The talk he will give in St. John’s is an excerpt of a five-part lecture titled In Search of a Better World: A Human Rights Odyssey, which was published by House of Anansi Press this fall. The book combines autobiography and historical analysis to warn readers about the danger of remaining complacent in the face of injustice.

He writes, “The problem with the world is not a shortage of brilliant theories or feel-good slogans. The problem is that we confuse proliferation of progressive terminology with profound empathy and purposeful engagement. We say the right things, but we fail to act on them because we want to feel virtuous without paying a price.”

The book begins with Akhavan’s experience of leaving Tehran as a child in the seventies and arriving in Toronto, where he faced racism and bullying. In the years following his arrival in Canada, Akhavan learned about the genocide unfolding in Iran. He describes how painful it was to know loved ones were in danger and feel powerless to help them. Later, he learned the UN’s response to the systematic killing in Iran saved many lives.
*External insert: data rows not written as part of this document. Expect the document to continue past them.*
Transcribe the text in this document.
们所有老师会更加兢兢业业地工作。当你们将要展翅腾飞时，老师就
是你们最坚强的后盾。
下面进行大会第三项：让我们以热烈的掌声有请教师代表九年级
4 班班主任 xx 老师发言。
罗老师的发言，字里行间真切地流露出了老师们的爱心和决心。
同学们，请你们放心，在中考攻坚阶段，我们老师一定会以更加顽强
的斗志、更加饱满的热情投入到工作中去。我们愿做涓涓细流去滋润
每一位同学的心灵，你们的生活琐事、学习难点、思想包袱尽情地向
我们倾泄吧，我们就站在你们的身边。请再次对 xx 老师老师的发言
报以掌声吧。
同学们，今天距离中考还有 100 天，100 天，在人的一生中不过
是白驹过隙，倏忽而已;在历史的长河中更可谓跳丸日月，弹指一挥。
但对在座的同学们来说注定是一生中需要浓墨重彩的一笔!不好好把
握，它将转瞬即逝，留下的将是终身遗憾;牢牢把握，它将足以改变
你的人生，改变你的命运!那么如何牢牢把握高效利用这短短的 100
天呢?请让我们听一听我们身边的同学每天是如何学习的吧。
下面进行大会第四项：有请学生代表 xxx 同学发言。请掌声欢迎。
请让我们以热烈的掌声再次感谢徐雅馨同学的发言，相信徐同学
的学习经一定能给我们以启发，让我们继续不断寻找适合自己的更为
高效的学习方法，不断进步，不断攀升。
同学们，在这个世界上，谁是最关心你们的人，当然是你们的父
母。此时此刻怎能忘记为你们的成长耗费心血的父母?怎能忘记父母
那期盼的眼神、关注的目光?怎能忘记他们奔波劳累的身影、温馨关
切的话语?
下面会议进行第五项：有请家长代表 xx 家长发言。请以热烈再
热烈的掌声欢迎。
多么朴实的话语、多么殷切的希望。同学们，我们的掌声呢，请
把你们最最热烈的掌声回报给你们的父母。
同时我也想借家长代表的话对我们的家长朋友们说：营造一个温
“I would grow up understanding that speaking truth to power could be a matter of life and death; that bearing witness and shinning the light on injustice, even in the darkest moments, was fundamental to fighting tyranny against overwhelming odds,” Akhavan wrote.
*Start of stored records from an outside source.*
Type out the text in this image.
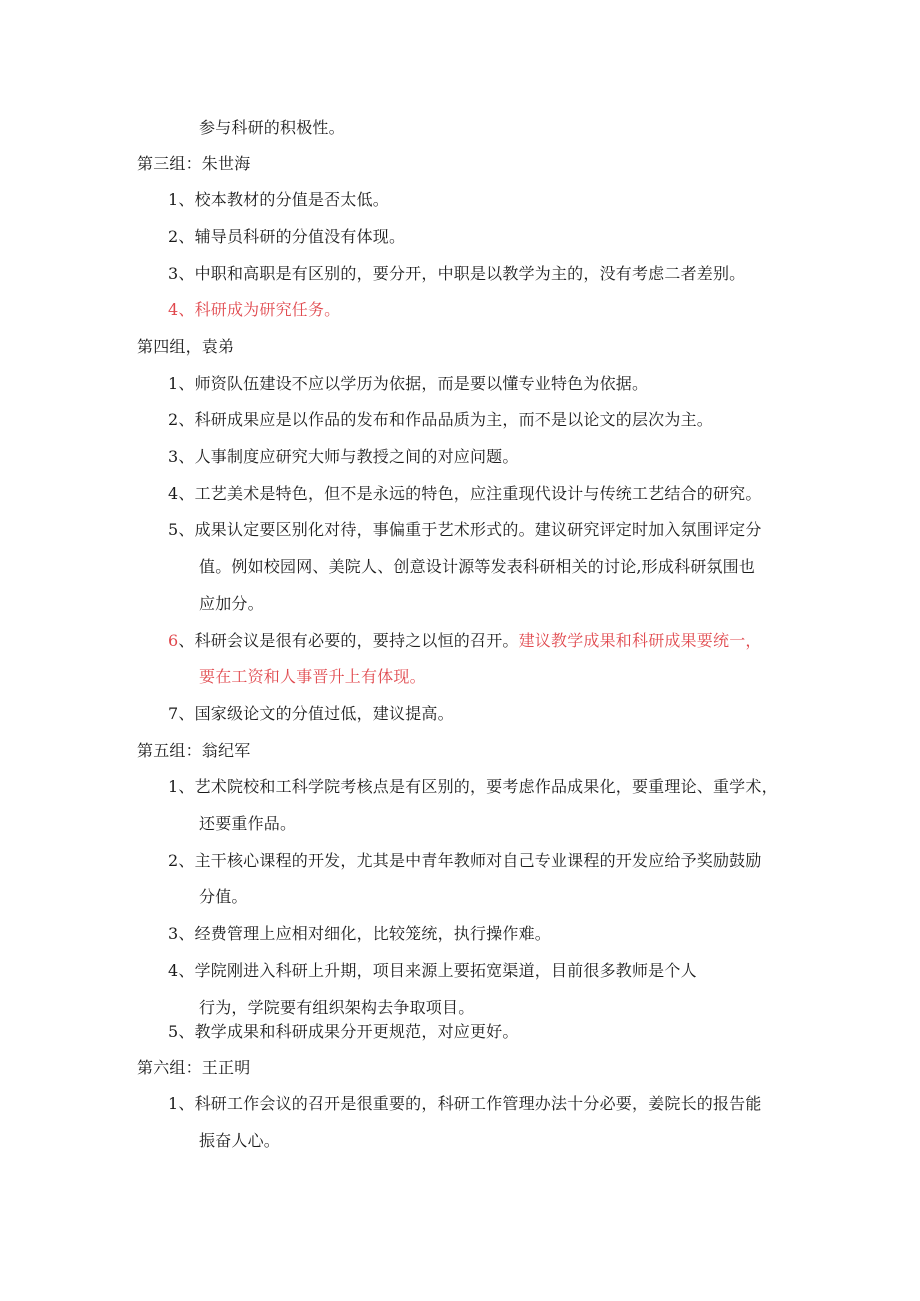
参与科研的积极性。
第三组：朱世海
1、校本教材的分值是否太低。
2、辅导员科研的分值没有体现。
3、中职和高职是有区别的，要分开，中职是以教学为主的，没有考虑二者差别。
4、科研成为研究任务。
第四组，袁弟
1、师资队伍建设不应以学历为依据，而是要以懂专业特色为依据。
2、科研成果应是以作品的发布和作品品质为主，而不是以论文的层次为主。
3、人事制度应研究大师与教授之间的对应问题。
4、工艺美术是特色，但不是永远的特色，应注重现代设计与传统工艺结合的研究。
5、成果认定要区别化对待，事偏重于艺术形式的。建议研究评定时加入氛围评定分
值。例如校园网、美院人、创意设计源等发表科研相关的讨论,形成科研氛围也
应加分。
6、科研会议是很有必要的，要持之以恒的召开。建议教学成果和科研成果要统一，
要在工资和人事晋升上有体现。
7、国家级论文的分值过低，建议提高。
第五组：翁纪军
1、艺术院校和工科学院考核点是有区别的，要考虑作品成果化，要重理论、重学术，
还要重作品。
2、主干核心课程的开发，尤其是中青年教师对自己专业课程的开发应给予奖励鼓励
分值。
3、经费管理上应相对细化，比较笼统，执行操作难。
4、学院刚进入科研上升期，项目来源上要拓宽渠道，目前很多教师是个人
行为，学院要有组织架构去争取项目。
5、教学成果和科研成果分开更规范，对应更好。
第六组：王正明
1、科研工作会议的召开是很重要的，科研工作管理办法十分必要，姜院长的报告能
振奋人心。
Using the trajectory of his life to structure the lecture, Akhavan goes on to explain the political circumstances that allowed for several major human rights abuses to take place, including the genocides in Iran, Rwanda, and Yugoslavia.
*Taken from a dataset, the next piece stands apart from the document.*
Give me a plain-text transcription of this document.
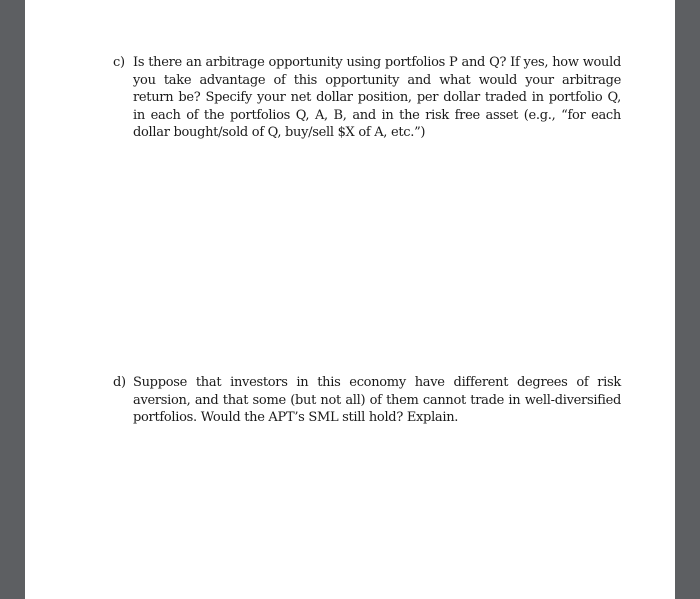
c) Is there an arbitrage opportunity using portfolios P and Q? If yes, how would you take advantage of this opportunity and what would your arbitrage return be? Specify your net dollar position, per dollar traded in portfolio Q, in each of the portfolios Q, A, B, and in the risk free asset (e.g., “for each dollar bought/sold of Q, buy/sell $X of A, etc.”)
d) Suppose that investors in this economy have different degrees of risk aversion, and that some (but not all) of them cannot trade in well-diversified portfolios. Would the APT’s SML still hold? Explain.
In St. John’s, Akhavan will be presenting a section of the lecture titled “The Oneness of Humankind.” He begins this chapter by describing being in New York City on the day the twin towers collapsed. He had recently given up the harrowing work of prosecuting war criminals for the UN to become a corporate lawyer. He believed he had left the terrorism he associated with visiting war-torn countries behind, only to find himself afraid he had lost his own family to terrorism in New York City.

He goes on to explain the political and historical circumstances that led to the violence in New York. He says the West’s apathy about the suffering in Afghanistan in the years leading up to the attack was a “conspicuous failure of humanity” and “criminal negligence.”

He argues that 9/11 is evidence of the interconnectedness of everyone on the planet, that ignoring human rights violations in one part of the world will eventually cause inescapable repercussions across the globe.

“Far from the clash of civilizations, the story of 9/11 was that humankind is a single, inseparable, indivisible body; ours is a world in which the welfare of all people is inextricably intertwined, a world in desperate need of both attitudes and institutions reflecting the reality of our oneness,” Akhavan writes.

Akhavan believes that we are living through a unique moment in history; globalization and new technologies mean that people all over the world are more interconnected than ever before. However, he argues that in the West, consumerist culture combined with endless distractions provided by new technologies has made us apathetic to the suffering of others.

His lecture is a call to action that begs us to not only recognize our interconnectedness, but also act accordingly.

“…we are approaching a cross-roads and we can either walk towards a future of unimaginable possibilities where we use technological advancements and education to create a just society … or we can descend into the dark abyss of destruction and collective narcissism,” Akhavan said.